Runner-up on the third season of "American Idol," the enthusiastic 18 year old explains how her journey from TV took place. "They asked if I'd like to audition. Obviously, theatre wasn't the first thing I was doing. [Her career] was mainly recordings and concerts. I thought: 'I guess I can audition. You never know -- you may meet somebody.'"
She flew to New York from her Atlanta home, and "didn't think it went well at all. Five minutes and they said, 'Thank you.' I got back on the plane. But before I had even landed, they had offered me the part. My mother was waiting at the airport. She said, 'You've got to call your agent.' I called; he said, 'You got it.' I could hardly believe it. It's been a great experience so far!

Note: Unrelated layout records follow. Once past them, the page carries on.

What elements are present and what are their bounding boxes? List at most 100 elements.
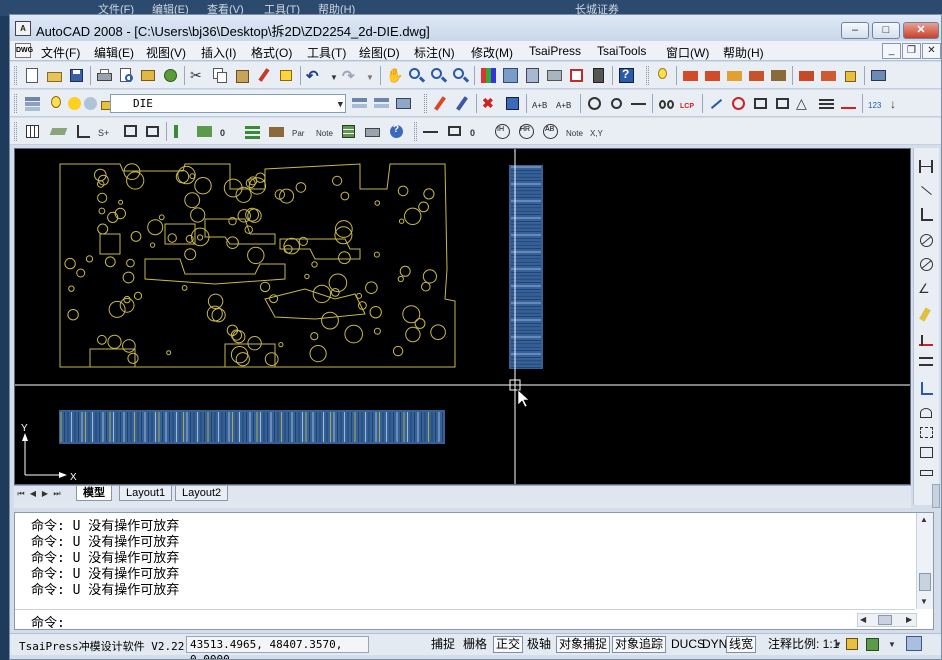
help-circle-icon[interactable]: ? [388, 123, 405, 140]
menu-modify[interactable]: 修改(M) [471, 44, 513, 61]
undo-icon[interactable]: ↶ [306, 67, 323, 85]
annotation-scale[interactable]: 注释比例: 1:1 [765, 636, 842, 653]
calculator-icon[interactable] [590, 67, 607, 84]
clean-screen-icon[interactable] [906, 636, 922, 651]
menu-insert[interactable]: 插入(I) [201, 44, 236, 61]
make-object-layer-current-icon[interactable] [351, 95, 368, 112]
layer-bulb-icon[interactable] [48, 95, 65, 112]
center-mark-icon[interactable] [918, 424, 935, 441]
lineweight-toggle[interactable]: 线宽 [726, 636, 757, 653]
vertical-scrollbar[interactable] [932, 484, 940, 508]
zero-alt-icon[interactable]: 0 [470, 123, 487, 140]
ortho-toggle[interactable]: 正交 [493, 636, 524, 653]
zoom-window-icon[interactable] [430, 67, 448, 84]
tab-layout2[interactable]: Layout2 [175, 486, 229, 501]
circle-group-icon[interactable] [586, 95, 603, 112]
properties-icon[interactable] [480, 67, 497, 84]
tab-first-icon[interactable]: ⏮ [16, 488, 26, 499]
linear-dimension-icon[interactable] [918, 158, 935, 175]
tool-palettes-icon[interactable] [524, 67, 541, 84]
menu-window[interactable]: 窗口(W) [666, 44, 709, 61]
close-button[interactable]: ✕ [903, 22, 939, 39]
layer-on-icon[interactable] [682, 67, 699, 84]
publish-web-icon[interactable] [162, 67, 179, 84]
zoom-previous-icon[interactable] [452, 67, 470, 84]
document-icon[interactable]: DWG [15, 43, 33, 58]
layer-match-icon[interactable] [820, 67, 837, 84]
baseline-dimension-icon[interactable] [918, 332, 935, 349]
menu-dimension[interactable]: 标注(N) [414, 44, 455, 61]
region-icon[interactable] [752, 95, 769, 112]
print-icon[interactable] [96, 67, 113, 84]
reference-icon[interactable] [422, 123, 439, 140]
layer-sun-icon[interactable] [66, 95, 83, 112]
hole-table-icon[interactable] [172, 123, 189, 140]
scroll-thumb-h[interactable] [878, 615, 892, 625]
doc-restore-button[interactable]: ❐ [902, 43, 921, 59]
menu-tsaitools[interactable]: TsaiTools [597, 44, 646, 58]
layer-state-icon[interactable] [395, 95, 412, 112]
command-input[interactable]: 命令: [31, 612, 65, 631]
menu-draw[interactable]: 绘图(D) [359, 44, 400, 61]
arrow-down-icon[interactable]: ↓ [890, 95, 907, 112]
triangle-icon[interactable]: △ [796, 95, 813, 112]
binoculars-icon[interactable] [658, 95, 675, 112]
menu-format[interactable]: 格式(O) [251, 44, 292, 61]
menu-view[interactable]: 视图(V) [146, 44, 186, 61]
target-icon[interactable] [730, 95, 747, 112]
menu-file[interactable]: 文件(F) [41, 44, 80, 61]
coordinate-display[interactable]: 43513.4965, 48407.3570, 0.0000 [186, 636, 369, 659]
annotation-visibility-icon[interactable] [866, 638, 879, 651]
layer-stack-icon[interactable] [49, 123, 68, 140]
toolbar-grip[interactable] [14, 66, 17, 85]
scroll-right-icon[interactable]: ▶ [906, 615, 912, 624]
layer-dropdown[interactable]: DIE ▼ [110, 94, 346, 113]
snap-toggle[interactable]: 捕捉 [428, 636, 458, 653]
layer-lock-icon[interactable] [842, 67, 859, 84]
quick-dimension-icon[interactable] [918, 306, 935, 323]
polar-toggle[interactable]: 极轴 [524, 636, 554, 653]
frame-icon[interactable] [144, 123, 161, 140]
drawing-canvas[interactable]: Y X [15, 149, 911, 485]
new-icon[interactable] [24, 67, 41, 84]
layer-viewport-icon[interactable] [82, 95, 99, 112]
grid-icon[interactable] [24, 123, 41, 140]
ab-icon[interactable]: AB [542, 123, 559, 140]
diameter-dimension-icon[interactable] [918, 256, 935, 273]
bom-icon[interactable] [340, 123, 357, 140]
dimension-icon[interactable] [840, 95, 857, 112]
print-preview-icon[interactable] [118, 67, 135, 84]
dimension-text-edit-icon[interactable] [918, 464, 935, 481]
title-bar[interactable]: A AutoCAD 2008 - [C:\Users\bj36\Desktop\… [10, 15, 941, 41]
tab-model[interactable]: 模型 [76, 486, 112, 501]
aligned-dimension-icon[interactable] [918, 182, 935, 199]
maximize-button[interactable]: □ [872, 22, 900, 39]
command-hscroll[interactable]: ◀ ▶ [857, 613, 917, 627]
cut-icon[interactable]: ✂ [190, 67, 207, 84]
tab-next-icon[interactable]: ▶ [40, 488, 50, 499]
menu-help[interactable]: 帮助(H) [723, 44, 764, 61]
publish-icon[interactable] [140, 67, 157, 84]
save-icon[interactable] [68, 67, 85, 84]
edit-pencil-icon[interactable] [454, 95, 471, 112]
lightbulb-icon[interactable] [654, 67, 671, 84]
tab-prev-icon[interactable]: ◀ [28, 488, 38, 499]
menu-edit[interactable]: 编辑(E) [94, 44, 134, 61]
pan-icon[interactable]: ✋ [386, 67, 403, 84]
pencil-icon[interactable] [432, 95, 449, 112]
polyline-icon[interactable] [708, 95, 725, 112]
note-alt-icon[interactable]: Note [566, 123, 583, 140]
minimize-button[interactable]: – [841, 22, 869, 39]
menu-tsaipress[interactable]: TsaiPress [529, 44, 581, 58]
layer-manager-icon[interactable] [24, 95, 41, 112]
lcp-icon[interactable]: LCP [680, 95, 697, 112]
drawing-area[interactable]: Y X [14, 148, 911, 485]
layer-previous-icon[interactable] [373, 95, 390, 112]
markup-icon[interactable] [568, 67, 585, 84]
redo-icon[interactable]: ↷ [342, 67, 359, 85]
connect-icon[interactable] [630, 95, 647, 112]
delete-object-icon[interactable]: ✖ [482, 95, 499, 112]
tab-last-icon[interactable]: ⏭ [52, 488, 62, 499]
scroll-thumb[interactable] [919, 573, 931, 591]
tab-layout1[interactable]: Layout1 [119, 486, 173, 501]
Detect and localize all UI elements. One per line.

"No matter who you are, it's always nice to say you've done something on Broadway," claims the former Miss Teen Georgia (2002). "I feel very fortunate to have gotten in with a great cast and crew. We call it 'the Spray Family.' [Laughs.] They've been really great in welcoming me — and not scaring me with too much Broadway. I was a little nervous."
How was her first Broadway performance in comparison with "American Idol"? Says Diana, "The great thing about it is you're not being judged. [Well, Simon Cowell's not sitting front row, center.] It was pretty calm. You're standing backstage, and all of a sudden the music starts for 'Good Morning Baltimore' [the musical's first number]. Every night, the reaction is different. That's what I love about live theatre.
"I think Penny's character has space to do a lot more than any other character in the show. I get to be goofy and funny, and yet she's sweet. I really play off being the best friend. After the show, so many people say, 'I just loved your character,' and I say, 'Yea!'"
Singing since childhood, DeGarmo recalls, "I started to get paid about age five. I've always been a ham! In middle school I started taking it seriously, and it just sort of snowballed. I auditioned for 'Idol'; here I am today."
Having done "some theatre stuff in the Atlanta area when I was young," she considers her real stage debut to be when she played Maria in the November 2005 production of West Side Story at San Jose's American Musical Theatre. "It was great! The cool thing was that half the cast was from New York and half from the Bay Area. So, now I have friends both places."
One thing Diana "loves about the theatre industry as a whole is that it's so regimented. There are eight shows a week, and if you don't do your job, you get fired. The rest of the entertainment industry is flying by the seat of your pants and holding on for dear life."
Right before her Broadway stint, DeGarmo "did a USO tour with General Peter Pace, the Chairman of the Joint Chiefs of Staff. It was one of the most amazing and humbling experiences I've ever had. I come from a military family — my grandfather, uncles, my brother have all been in the service — and I had a respect for [the enlisted]. But to see what these men and women do, up close and personal, was eye-opening. We started the day after Christmas, and did thirteen shows in eight countries [including Iraq and Afghanistan] in seven days."
Her first solo album, "Blue Skies," was released in December 2004, and DeGarmo's at work on the follow-up, for which she's writing songs. "And I don't call myself Diane Warren by any means." (Warren is a multiple Grammy/ASCAP/BMI awards winner, whose songs have been recorded by several top names.) Will the new album consist of all original material? "I don't know yet. We're taking it slowly because we want it to be the best it can. A good song is a good song — no matter who wrote it."
Has she stayed in touch with any of the "American Idol" contestants? "Oh, yes, quite a few. Some of them are coming up to see me in [Hairspray] in a couple of weeks. Amy Adams, who was from my season, is doing a tour as the Narrator in Joseph [and the Amazing Technicolor Dreamcoat]. She said, 'Look at us. We're doing theatre. Who would have thought?' I'm so proud of her."
A fan of musical theatre, DeGarmo remembers "coming up to New York and seeing Les Miz and Chicago. And whenever Annie or Camelot would come to Atlanta, my mom and I would go. But I never really thought that I could do Broadway."
Does she foresee doing more theatre? "This summer, I'm doing a tour of Brooklyn [with Melba Moore]. I'm terribly excited; I can't stand it. After that, I don't know." There are also several concerts lined up. Admits Diana DeGarmo, "It's non-stop. I wish there was a break, but there isn't. [Laughs.] Later on in life, I'll have time for a break."